Enforcement and Penalties

The California Privacy Protection Agency is the dedicated enforcement authority for California’s privacy law. The agency has authority to investigate complaints, conduct audits, issue regulations, and impose administrative fines of up to $2,500 per unintentional violation and $7,500 per intentional violation. The agency has been actively engaged in rulemaking and enforcement since its establishment and has made clear that it will pursue violations across businesses of all sizes.

In addition to agency enforcement, the CCPA creates a private right of action for consumers whose non-encrypted or non-redacted personal information is subject to unauthorized access, theft, or disclosure as a result of the business’s failure to implement and maintain reasonable security. Statutory damages in these private actions range from $100 to $750 per consumer per incident or actual damages, whichever is greater.
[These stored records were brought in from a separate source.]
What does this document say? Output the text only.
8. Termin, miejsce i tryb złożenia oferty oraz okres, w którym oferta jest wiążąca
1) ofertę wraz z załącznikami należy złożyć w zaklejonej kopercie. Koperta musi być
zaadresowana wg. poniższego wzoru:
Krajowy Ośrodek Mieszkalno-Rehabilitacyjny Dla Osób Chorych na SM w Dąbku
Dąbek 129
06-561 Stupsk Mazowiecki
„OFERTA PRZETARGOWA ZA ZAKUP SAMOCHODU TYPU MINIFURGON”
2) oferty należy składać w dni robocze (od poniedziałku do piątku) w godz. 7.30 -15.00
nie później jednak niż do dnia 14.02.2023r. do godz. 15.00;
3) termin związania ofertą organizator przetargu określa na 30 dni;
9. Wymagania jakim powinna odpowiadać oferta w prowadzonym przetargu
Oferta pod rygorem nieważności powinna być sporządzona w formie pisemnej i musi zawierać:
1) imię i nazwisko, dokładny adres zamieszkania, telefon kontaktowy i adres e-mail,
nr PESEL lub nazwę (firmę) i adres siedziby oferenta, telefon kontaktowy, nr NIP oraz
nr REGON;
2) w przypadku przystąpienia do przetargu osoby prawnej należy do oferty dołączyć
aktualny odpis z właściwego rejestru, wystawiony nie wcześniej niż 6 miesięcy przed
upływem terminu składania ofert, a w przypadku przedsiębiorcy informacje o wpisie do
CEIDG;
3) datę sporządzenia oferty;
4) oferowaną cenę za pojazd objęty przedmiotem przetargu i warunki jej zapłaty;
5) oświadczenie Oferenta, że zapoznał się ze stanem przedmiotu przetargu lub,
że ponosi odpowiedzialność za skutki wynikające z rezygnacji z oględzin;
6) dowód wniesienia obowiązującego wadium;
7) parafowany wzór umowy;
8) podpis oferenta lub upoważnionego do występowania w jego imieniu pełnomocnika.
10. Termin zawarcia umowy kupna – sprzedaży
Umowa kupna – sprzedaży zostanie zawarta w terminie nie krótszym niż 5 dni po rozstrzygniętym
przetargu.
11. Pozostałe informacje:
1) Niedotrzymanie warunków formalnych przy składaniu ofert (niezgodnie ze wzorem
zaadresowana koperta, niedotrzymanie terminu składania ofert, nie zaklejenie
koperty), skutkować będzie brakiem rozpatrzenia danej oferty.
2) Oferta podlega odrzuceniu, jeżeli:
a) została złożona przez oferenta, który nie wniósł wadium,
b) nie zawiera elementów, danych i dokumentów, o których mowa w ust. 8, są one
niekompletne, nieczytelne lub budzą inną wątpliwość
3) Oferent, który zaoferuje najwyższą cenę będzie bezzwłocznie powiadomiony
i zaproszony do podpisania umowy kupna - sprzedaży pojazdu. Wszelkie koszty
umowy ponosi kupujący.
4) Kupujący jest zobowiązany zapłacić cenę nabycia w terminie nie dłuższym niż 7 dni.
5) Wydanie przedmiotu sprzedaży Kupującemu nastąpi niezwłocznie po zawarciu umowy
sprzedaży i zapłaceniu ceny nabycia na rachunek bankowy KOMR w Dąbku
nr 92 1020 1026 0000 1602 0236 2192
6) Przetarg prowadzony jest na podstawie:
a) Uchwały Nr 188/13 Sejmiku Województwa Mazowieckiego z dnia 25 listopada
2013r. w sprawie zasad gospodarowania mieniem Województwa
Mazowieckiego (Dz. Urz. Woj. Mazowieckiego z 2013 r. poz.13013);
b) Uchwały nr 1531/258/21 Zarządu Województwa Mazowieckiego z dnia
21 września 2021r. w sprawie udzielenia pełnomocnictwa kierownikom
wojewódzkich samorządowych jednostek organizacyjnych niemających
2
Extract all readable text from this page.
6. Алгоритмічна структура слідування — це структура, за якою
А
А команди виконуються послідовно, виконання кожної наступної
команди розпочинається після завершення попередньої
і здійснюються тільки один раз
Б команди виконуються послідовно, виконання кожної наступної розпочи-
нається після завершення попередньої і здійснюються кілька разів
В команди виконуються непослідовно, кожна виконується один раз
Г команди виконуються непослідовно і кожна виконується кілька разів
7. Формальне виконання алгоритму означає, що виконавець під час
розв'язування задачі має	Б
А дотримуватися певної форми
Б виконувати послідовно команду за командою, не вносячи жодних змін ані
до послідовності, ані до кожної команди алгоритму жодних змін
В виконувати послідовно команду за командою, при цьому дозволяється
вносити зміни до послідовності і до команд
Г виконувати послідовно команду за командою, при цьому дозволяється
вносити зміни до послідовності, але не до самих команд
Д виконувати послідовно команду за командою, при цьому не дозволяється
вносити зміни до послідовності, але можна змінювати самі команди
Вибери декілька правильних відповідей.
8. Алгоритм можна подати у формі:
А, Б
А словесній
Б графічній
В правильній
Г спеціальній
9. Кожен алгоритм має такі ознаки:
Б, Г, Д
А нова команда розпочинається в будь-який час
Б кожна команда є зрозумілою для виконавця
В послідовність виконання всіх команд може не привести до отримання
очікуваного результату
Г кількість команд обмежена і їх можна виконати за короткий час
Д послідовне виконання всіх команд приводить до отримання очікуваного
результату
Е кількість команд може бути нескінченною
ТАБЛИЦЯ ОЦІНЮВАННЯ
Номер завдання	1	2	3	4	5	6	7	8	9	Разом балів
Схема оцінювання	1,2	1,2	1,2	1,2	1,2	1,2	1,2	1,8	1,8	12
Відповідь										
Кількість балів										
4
Class actions based on data breaches have become a significant source of litigation risk for businesses that do not maintain adequate security over customer information.

Getting Compliant: A Practical Roadmap

For a business starting its California privacy compliance journey, the first step is a data inventory: understanding what personal information you collect, where it comes from, why you collect it, how long you keep it, who you share it with, and whether any of it qualifies as sensitive personal information. This inventory is the foundation on which everything else is built.

From there, you need to update your privacy policy to accurately reflect your data practices and include all required disclosures. You need to implement a process for receiving, verifying, and responding to consumer rights requests. You need to add opt-out mechanisms for the sale or sharing of personal information if applicable. You need to review and update your vendor contracts. And you need to assess your data security practices to ensure they are reasonable for the type and volume of personal information you handle.

California’s privacy regulations are detailed and continue to be updated by the California Privacy Protection Agency. Businesses that operate in California and collect significant amounts of consumer data should work with a privacy attorney to ensure their compliance program is complete, current, and defensible in the event of a regulatory inquiry or enforcement action.